Coun. Betty Irwin said the city council audio-visual equipment has been an issue for a long time, after Whitehorse city staff advised council to award a $149,000 contract to Vancouver-based Applied Electronics Limited for ugrades. (Crystal Schick/Yukon News)

Whitehorse council chambers needs new audio-visual equipment

‘More than 10 people’ watch city’s televised meetings

Whitehorse city staff advised council Dec. 4 to award a $149,000 contract to Vancouver-based Applied Electronics Limited to upgrade the audio-visual equipment the city uses to broadcast and close caption its meetings.

The equipment is outdated, with some components, such as the closed captioning system, being up to 15 years old, said Michael Reyes, manager of business and technology systems. Many of the components have been replaced or repaired “as they failed” resulting in a system that functions poorly overall and is in need of total replacement.

The city keeps recorded versions of its meetings online for people to view. The video feed from the Dec. 4 standing committee meeting was so grainy and poor that it is almost impossible to make out the faces of people speaking.

Coun. Betty Irwin said that the audio-visual equipment had been an issue for a long time, most recently during the Lion’s Club televised auction when “the feed went down many, many times.”

Fifteen companies showed interest in the project, Reyes said. Applied Electronics was the only company that actually placed a bid, however, and its proposal is within budget.

“The evaluation team unanimously agreed that (Applied Electronics) has the knowledge, skills and experience to complete the contract,” Reyes said.

Council wanted to know why there were so few actual proposals. Reyes said his “best guess” was that it’s a “logistics issue.”

“When they see the level of support we require, they see this might be outside of their scope,” he said.

That required level of support was a concern for some councillors, because Applied Electronics has no local representative.
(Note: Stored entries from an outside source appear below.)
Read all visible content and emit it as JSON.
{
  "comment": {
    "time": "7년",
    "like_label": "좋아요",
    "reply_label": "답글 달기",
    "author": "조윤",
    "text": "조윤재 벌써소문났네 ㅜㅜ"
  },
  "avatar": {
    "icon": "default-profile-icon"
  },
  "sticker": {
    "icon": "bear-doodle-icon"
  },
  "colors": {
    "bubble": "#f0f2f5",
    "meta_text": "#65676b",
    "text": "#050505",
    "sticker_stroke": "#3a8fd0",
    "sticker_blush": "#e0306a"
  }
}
“What if something goes wrong in the middle of a meeting?” Irwin asked. “Who do we call?”

Reyes said if something happens to the system that cannot be remotely repaired, the company would have to fly someone in to repair it, at a cost to the city that has not yet been negotiated.

Staff don’t anticipate an immediate concern because the product will be under warranty for a year. The equipment, which will be managed “by a control tablet” will have a computer backup, Reyes said.
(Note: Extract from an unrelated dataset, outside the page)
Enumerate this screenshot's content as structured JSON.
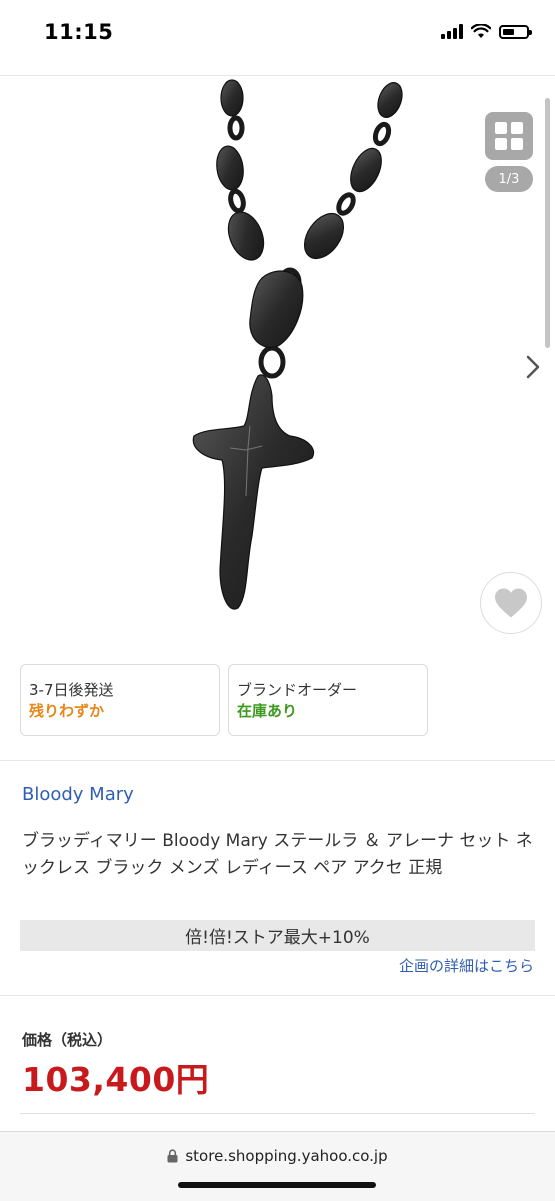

“What we are relying on for the first year is the warranty,” Reyes said. “We don’t expect the equipment to break down that much.”

“We don’t anticipate that the system will be malfunctioning … but we will be doing stress testing.”
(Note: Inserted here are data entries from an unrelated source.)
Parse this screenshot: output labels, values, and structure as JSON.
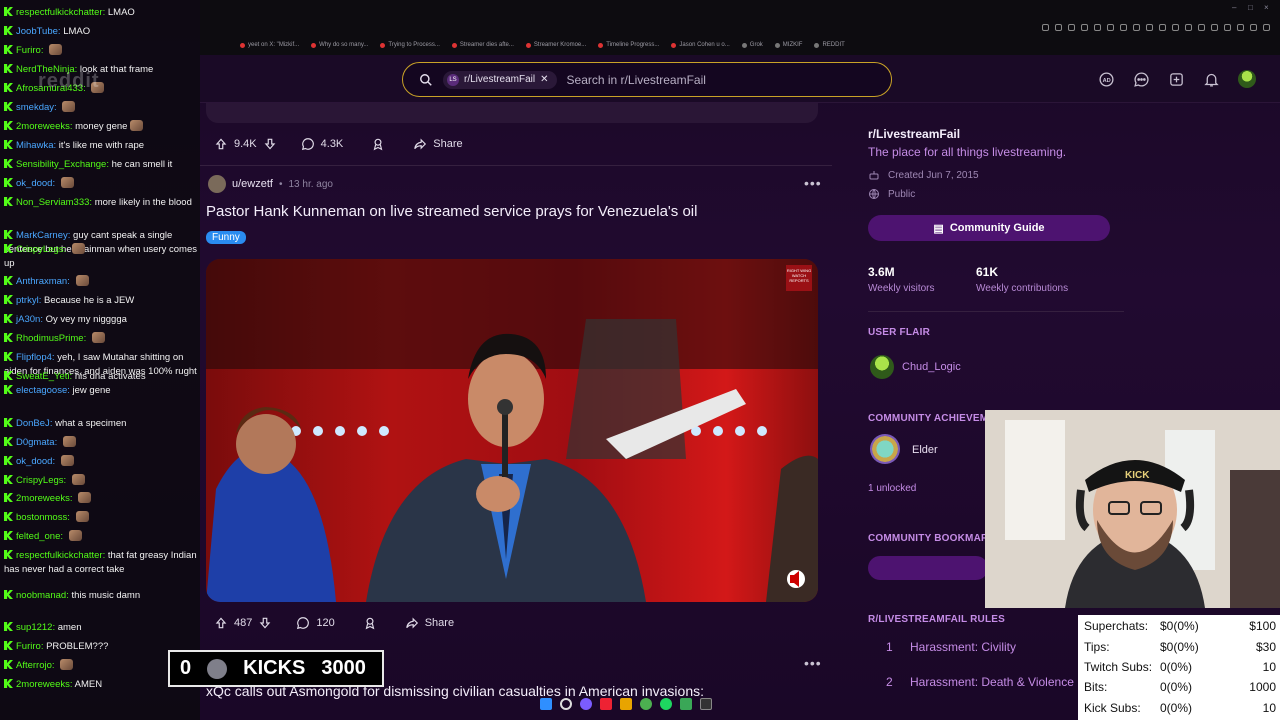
{
  "chat": {
    "watermark": "reddit",
    "messages": [
      {
        "user": "respectfulkickchatter",
        "text": "LMAO",
        "color": "#53fc18"
      },
      {
        "user": "JoobTube",
        "text": "LMAO",
        "color": "#4aa7ff"
      },
      {
        "user": "Furiro",
        "text": "",
        "color": "#53fc18",
        "emote": true
      },
      {
        "user": "NerdTheNinja",
        "text": "look at that frame",
        "color": "#53fc18"
      },
      {
        "user": "Afrosamurai433",
        "text": "",
        "color": "#53fc18",
        "emote": true
      },
      {
        "user": "smekday",
        "text": "",
        "color": "#4aa7ff",
        "emote": true
      },
      {
        "user": "2moreweeks",
        "text": "money gene",
        "color": "#53fc18",
        "emote": true
      },
      {
        "user": "Mihawka",
        "text": "it's like me with rape",
        "color": "#4aa7ff"
      },
      {
        "user": "Sensibility_Exchange",
        "text": "he can smell it",
        "color": "#53fc18"
      },
      {
        "user": "ok_dood",
        "text": "",
        "color": "#4aa7ff",
        "emote": true
      },
      {
        "user": "Non_Serviam333",
        "text": "more likely in the blood",
        "color": "#53fc18"
      },
      {
        "user": "smekday2",
        "text": "",
        "color": "#4aa7ff"
      },
      {
        "user": "MarkCarney",
        "text": "guy cant speak a single sentence but he's rainman when usery comes up",
        "color": "#4aa7ff"
      },
      {
        "user": "CrispyLegs",
        "text": "",
        "color": "#53fc18",
        "emote": true
      },
      {
        "user": "Anthraxman",
        "text": "",
        "color": "#4aa7ff",
        "emote": true
      },
      {
        "user": "ptrkyl",
        "text": "Because he is a JEW",
        "color": "#4aa7ff"
      },
      {
        "user": "jA30n",
        "text": "Oy vey my nigggga",
        "color": "#4aa7ff"
      },
      {
        "user": "RhodimusPrime",
        "text": "",
        "color": "#53fc18",
        "emote": true
      },
      {
        "user": "Flipflop4",
        "text": "yeh, I saw Mutahar shitting on aiden for finances, and aiden was 100% rught",
        "color": "#4aa7ff"
      },
      {
        "user": "SweatE_Yeti",
        "text": "his dna activates",
        "color": "#53fc18"
      },
      {
        "user": "electagoose",
        "text": "jew gene",
        "color": "#4aa7ff"
      },
      {
        "user": "DonBeJ",
        "text": "what a specimen",
        "color": "#4aa7ff"
      },
      {
        "user": "D0gmata",
        "text": "",
        "color": "#4aa7ff",
        "emote": true
      },
      {
        "user": "ok_dood",
        "text": "",
        "color": "#4aa7ff",
        "emote": true
      },
      {
        "user": "CrispyLegs",
        "text": "",
        "color": "#53fc18",
        "emote": true
      },
      {
        "user": "2moreweeks",
        "text": "",
        "color": "#53fc18",
        "emote": true
      },
      {
        "user": "bostonmoss",
        "text": "",
        "color": "#53fc18",
        "emote": true
      },
      {
        "user": "felted_one",
        "text": "",
        "color": "#53fc18",
        "emote": true
      },
      {
        "user": "respectfulkickchatter",
        "text": "that fat greasy Indian has never had a correct take",
        "color": "#53fc18"
      },
      {
        "user": "noobmanad",
        "text": "this music damn",
        "color": "#53fc18"
      },
      {
        "user": "sup1212",
        "text": "amen",
        "color": "#53fc18"
      },
      {
        "user": "Furiro",
        "text": "PROBLEM???",
        "color": "#53fc18"
      },
      {
        "user": "Afterrojo",
        "text": "",
        "color": "#53fc18",
        "emote": true
      },
      {
        "user": "2moreweeks",
        "text": "AMEN",
        "color": "#53fc18"
      }
    ]
  },
  "browser": {
    "bookmarks": [
      "yeet on X: \"Mizkif...",
      "Why do so many...",
      "Trying to Process...",
      "Streamer dies afte...",
      "Streamer Kromoe...",
      "Timeline Progress...",
      "Jason Cohen u o...",
      "Grok",
      "MIZKIF",
      "REDDIT"
    ]
  },
  "header": {
    "search_chip": "r/LivestreamFail",
    "search_placeholder": "Search in r/LivestreamFail",
    "icons": [
      "ad-icon",
      "chat-icon",
      "create-icon",
      "notification-icon",
      "profile-avatar"
    ]
  },
  "feed": {
    "prev_post": {
      "upvotes": "9.4K",
      "comments": "4.3K",
      "share": "Share"
    },
    "post": {
      "author": "u/ewzetf",
      "time": "13 hr. ago",
      "title": "Pastor Hank Kunneman on live streamed service prays for Venezuela's oil",
      "flair": "Funny",
      "upvotes": "487",
      "comments": "120",
      "share": "Share",
      "watermark": "RIGHT WING WATCH REPORTS"
    },
    "next_post": {
      "title": "xQc calls out Asmongold for dismissing civilian casualties in American invasions:"
    }
  },
  "sidebar": {
    "name": "r/LivestreamFail",
    "description": "The place for all things livestreaming.",
    "created": "Created Jun 7, 2015",
    "visibility": "Public",
    "guide_button": "Community Guide",
    "visitors_value": "3.6M",
    "visitors_label": "Weekly visitors",
    "contrib_value": "61K",
    "contrib_label": "Weekly contributions",
    "user_flair_heading": "USER FLAIR",
    "user_flair_name": "Chud_Logic",
    "achievements_heading": "COMMUNITY ACHIEVEM",
    "achievement_name": "Elder",
    "achievement_unlocked": "1 unlocked",
    "bookmarks_heading": "COMMUNITY BOOKMAR",
    "rules_heading": "R/LIVESTREAMFAIL RULES",
    "rules": [
      {
        "n": "1",
        "text": "Harassment: Civility"
      },
      {
        "n": "2",
        "text": "Harassment: Death & Violence"
      }
    ]
  },
  "overlay": {
    "kicks_left": "0",
    "kicks_label": "KICKS",
    "kicks_goal": "3000",
    "donations": [
      {
        "label": "Superchats:",
        "progress": "$0(0%)",
        "goal": "$100"
      },
      {
        "label": "Tips:",
        "progress": "$0(0%)",
        "goal": "$30"
      },
      {
        "label": "Twitch Subs:",
        "progress": "0(0%)",
        "goal": "10"
      },
      {
        "label": "Bits:",
        "progress": "0(0%)",
        "goal": "1000"
      },
      {
        "label": "Kick Subs:",
        "progress": "0(0%)",
        "goal": "10"
      }
    ]
  },
  "colors": {
    "accent": "#c58ce6",
    "kick_green": "#53fc18",
    "search_border": "#c9a227"
  }
}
“This is people’s main source to gather information at this level of government,” said Coun. Samson Hartland. “Can you guarantee there will be no downtime going forward?”

Reyes said that “depended on how the system was designed,” but that the perfect system would have a redundant failsafe, which was not currently planned or budgeted for.

“It’s disconcerting to know there are no redundancies built in,” Hartland said. “But I respect the budget we have to work in.”

Coun. Roslyn Woodcock wanted to know if there were numbers on how many people actually watched the televised sessions. Those numbers were not immediately available.

“Under or over 10,” Woodcock pressed. “That’s all I’m looking for.”

Reyes answered it was definitely more than 10.

A moment or two later, Mayor Dan Curtis said he had just received a text from Premier Sandy Silver, assuring council that he, at least, was watching.

Council will vote on the matter at the Dec. 11 regular meeting.